Evocative names abound: The Shoots, Whirls End, Milkmaid Rock, Leary Rock, Hen and Chickens, Slime Road, Pighole Pill, The Paddock, Fairtide Rock, The Royal Drift. And, of course, The Noose.
|Settled to await the morning tide, nearby to Bullo Pill|
Makes you wonder what ghosts of a story might be hidden behind each of these names.

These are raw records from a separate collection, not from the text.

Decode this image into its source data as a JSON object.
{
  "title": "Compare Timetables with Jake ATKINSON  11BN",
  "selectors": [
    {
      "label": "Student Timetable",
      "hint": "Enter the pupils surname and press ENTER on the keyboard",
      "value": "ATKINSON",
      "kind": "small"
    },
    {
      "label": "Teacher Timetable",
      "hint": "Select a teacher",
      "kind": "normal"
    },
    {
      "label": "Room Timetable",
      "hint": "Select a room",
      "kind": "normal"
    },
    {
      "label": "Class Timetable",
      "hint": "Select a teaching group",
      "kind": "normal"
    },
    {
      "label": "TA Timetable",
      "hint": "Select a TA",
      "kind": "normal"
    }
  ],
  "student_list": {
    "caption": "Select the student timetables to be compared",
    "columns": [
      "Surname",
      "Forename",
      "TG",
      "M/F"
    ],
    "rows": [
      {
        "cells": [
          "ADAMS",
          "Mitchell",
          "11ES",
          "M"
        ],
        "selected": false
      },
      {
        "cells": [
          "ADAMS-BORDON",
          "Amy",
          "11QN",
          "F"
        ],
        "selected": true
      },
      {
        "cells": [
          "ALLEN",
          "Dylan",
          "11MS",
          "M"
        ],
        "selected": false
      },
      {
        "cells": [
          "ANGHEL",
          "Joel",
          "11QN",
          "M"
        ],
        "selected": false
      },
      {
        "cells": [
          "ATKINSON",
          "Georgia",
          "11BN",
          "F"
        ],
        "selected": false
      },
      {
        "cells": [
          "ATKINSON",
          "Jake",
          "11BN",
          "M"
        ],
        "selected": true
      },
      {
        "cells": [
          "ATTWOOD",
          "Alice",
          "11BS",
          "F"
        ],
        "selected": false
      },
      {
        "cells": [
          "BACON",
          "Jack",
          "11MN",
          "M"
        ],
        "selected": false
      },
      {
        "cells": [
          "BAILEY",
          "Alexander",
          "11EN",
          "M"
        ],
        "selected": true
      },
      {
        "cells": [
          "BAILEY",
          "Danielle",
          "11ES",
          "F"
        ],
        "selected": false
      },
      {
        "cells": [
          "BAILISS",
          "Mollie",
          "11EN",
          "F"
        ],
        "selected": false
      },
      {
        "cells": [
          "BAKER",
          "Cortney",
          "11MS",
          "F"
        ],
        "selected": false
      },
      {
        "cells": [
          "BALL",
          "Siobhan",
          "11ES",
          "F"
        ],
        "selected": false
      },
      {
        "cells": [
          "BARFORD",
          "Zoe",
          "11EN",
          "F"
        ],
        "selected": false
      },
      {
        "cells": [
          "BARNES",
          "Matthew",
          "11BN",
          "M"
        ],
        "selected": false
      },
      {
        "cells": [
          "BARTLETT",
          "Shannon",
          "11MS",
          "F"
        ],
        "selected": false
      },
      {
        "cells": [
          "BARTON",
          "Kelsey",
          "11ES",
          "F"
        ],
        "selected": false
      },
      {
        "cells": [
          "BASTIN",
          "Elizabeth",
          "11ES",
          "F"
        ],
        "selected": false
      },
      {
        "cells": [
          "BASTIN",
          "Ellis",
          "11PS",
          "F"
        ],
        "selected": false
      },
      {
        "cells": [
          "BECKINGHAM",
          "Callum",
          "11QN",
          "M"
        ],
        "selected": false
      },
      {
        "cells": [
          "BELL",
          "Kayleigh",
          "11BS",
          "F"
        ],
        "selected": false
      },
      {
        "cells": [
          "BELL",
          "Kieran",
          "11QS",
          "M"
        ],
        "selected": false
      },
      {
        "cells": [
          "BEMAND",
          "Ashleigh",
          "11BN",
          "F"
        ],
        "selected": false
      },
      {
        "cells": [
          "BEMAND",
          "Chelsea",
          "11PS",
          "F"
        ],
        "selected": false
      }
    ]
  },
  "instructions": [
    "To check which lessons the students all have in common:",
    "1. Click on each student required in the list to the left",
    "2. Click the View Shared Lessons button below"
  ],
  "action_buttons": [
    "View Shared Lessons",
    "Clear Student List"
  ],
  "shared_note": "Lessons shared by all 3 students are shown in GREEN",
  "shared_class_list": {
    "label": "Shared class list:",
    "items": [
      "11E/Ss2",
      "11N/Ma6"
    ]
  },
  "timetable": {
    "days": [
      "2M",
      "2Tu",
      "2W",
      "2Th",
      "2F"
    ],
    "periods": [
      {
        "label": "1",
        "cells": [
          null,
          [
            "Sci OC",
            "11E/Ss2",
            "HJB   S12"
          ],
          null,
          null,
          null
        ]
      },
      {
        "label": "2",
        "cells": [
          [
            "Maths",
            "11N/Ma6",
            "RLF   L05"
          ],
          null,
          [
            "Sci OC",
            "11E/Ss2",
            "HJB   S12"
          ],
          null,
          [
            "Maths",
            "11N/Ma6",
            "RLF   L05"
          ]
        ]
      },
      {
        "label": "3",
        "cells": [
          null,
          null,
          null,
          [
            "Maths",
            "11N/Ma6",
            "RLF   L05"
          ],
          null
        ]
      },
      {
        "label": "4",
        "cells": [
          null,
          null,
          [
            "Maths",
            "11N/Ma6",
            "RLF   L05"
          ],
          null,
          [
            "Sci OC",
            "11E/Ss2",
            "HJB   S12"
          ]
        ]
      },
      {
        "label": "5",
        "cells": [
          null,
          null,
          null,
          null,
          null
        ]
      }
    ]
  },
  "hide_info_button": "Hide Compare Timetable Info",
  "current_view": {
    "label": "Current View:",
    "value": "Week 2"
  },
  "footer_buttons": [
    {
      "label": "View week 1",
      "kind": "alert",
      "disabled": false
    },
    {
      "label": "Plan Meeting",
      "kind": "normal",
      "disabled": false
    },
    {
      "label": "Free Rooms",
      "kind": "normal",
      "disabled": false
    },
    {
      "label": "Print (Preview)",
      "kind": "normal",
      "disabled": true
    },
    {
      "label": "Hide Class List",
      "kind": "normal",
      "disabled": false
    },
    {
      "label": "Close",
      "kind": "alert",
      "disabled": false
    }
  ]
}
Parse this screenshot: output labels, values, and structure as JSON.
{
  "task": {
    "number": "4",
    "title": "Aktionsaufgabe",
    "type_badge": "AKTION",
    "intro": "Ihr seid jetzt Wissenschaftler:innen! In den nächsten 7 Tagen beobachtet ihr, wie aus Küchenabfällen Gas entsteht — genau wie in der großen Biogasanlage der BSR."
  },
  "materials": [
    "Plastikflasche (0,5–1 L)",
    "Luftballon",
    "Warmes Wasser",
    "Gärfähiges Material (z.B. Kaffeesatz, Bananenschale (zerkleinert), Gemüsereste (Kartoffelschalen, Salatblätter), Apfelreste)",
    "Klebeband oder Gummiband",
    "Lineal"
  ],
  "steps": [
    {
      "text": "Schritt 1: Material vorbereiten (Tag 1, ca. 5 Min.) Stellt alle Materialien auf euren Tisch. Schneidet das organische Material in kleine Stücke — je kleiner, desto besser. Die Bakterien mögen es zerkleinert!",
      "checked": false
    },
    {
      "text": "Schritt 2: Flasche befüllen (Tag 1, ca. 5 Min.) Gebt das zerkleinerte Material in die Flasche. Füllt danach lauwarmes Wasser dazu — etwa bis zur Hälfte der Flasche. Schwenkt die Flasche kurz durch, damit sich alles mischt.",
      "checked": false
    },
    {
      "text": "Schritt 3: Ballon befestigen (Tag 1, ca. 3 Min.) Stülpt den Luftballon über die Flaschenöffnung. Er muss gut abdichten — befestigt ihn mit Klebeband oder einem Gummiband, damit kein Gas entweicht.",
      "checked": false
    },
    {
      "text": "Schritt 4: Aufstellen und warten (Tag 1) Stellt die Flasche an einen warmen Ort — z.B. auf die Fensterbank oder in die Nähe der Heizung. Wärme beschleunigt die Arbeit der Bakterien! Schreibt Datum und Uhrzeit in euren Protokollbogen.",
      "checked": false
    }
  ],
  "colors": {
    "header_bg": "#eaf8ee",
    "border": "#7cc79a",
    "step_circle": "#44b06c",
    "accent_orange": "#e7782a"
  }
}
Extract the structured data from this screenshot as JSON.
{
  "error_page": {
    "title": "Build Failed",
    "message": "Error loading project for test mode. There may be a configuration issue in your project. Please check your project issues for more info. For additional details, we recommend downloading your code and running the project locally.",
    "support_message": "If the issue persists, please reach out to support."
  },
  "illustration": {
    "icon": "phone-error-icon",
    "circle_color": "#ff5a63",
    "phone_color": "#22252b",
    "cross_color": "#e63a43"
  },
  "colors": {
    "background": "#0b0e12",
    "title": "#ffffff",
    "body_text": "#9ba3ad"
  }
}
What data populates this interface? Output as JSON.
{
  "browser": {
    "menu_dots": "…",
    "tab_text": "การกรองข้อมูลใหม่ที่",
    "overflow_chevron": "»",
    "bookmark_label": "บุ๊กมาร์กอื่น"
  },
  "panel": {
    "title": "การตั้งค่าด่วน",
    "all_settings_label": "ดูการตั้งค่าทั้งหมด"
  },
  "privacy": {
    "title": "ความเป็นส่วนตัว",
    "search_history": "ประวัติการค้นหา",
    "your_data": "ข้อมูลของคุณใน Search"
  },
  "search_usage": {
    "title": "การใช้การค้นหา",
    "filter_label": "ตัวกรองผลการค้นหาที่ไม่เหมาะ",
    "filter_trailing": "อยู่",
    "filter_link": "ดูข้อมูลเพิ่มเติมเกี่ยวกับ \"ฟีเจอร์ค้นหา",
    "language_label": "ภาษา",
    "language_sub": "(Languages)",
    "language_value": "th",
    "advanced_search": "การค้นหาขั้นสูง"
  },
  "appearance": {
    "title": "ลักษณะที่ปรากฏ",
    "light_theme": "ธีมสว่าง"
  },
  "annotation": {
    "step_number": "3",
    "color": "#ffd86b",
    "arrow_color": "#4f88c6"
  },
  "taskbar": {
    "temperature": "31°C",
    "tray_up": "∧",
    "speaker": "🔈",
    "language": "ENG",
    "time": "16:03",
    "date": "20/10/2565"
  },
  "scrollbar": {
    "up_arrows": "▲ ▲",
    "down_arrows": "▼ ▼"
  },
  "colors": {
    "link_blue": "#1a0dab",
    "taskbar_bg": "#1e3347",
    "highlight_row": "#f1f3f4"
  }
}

Footnote: A moment's trawling through Google brought me to an interesting site about the history of the Severn: www.severntales.co.uk
I love the Internet for precisely things like this. The pictures of the grain barges that ploughed between Sharpness and Tewkesbury in the 80's are particularly evocative for me. Dad kept a 27' motor cruiser on the river back then called Paddler, based at Tewkesbury Marina but as often moored outside our house on Alney Island just upstream from Westgate Bridge at Gloucester. As a kid, he'd set me loose in Paddler's tender up at Tewkesbury and meet me at the end of the day back in Gloucester, or the other way around. The river narrows considerably below the upper parting on the final approaches to Gloucester. Meeting the CHASELEY or TIRLEY in the cut was quite the experience and a very early, very keen grounding in that moral of the IRPCS, "Might is right".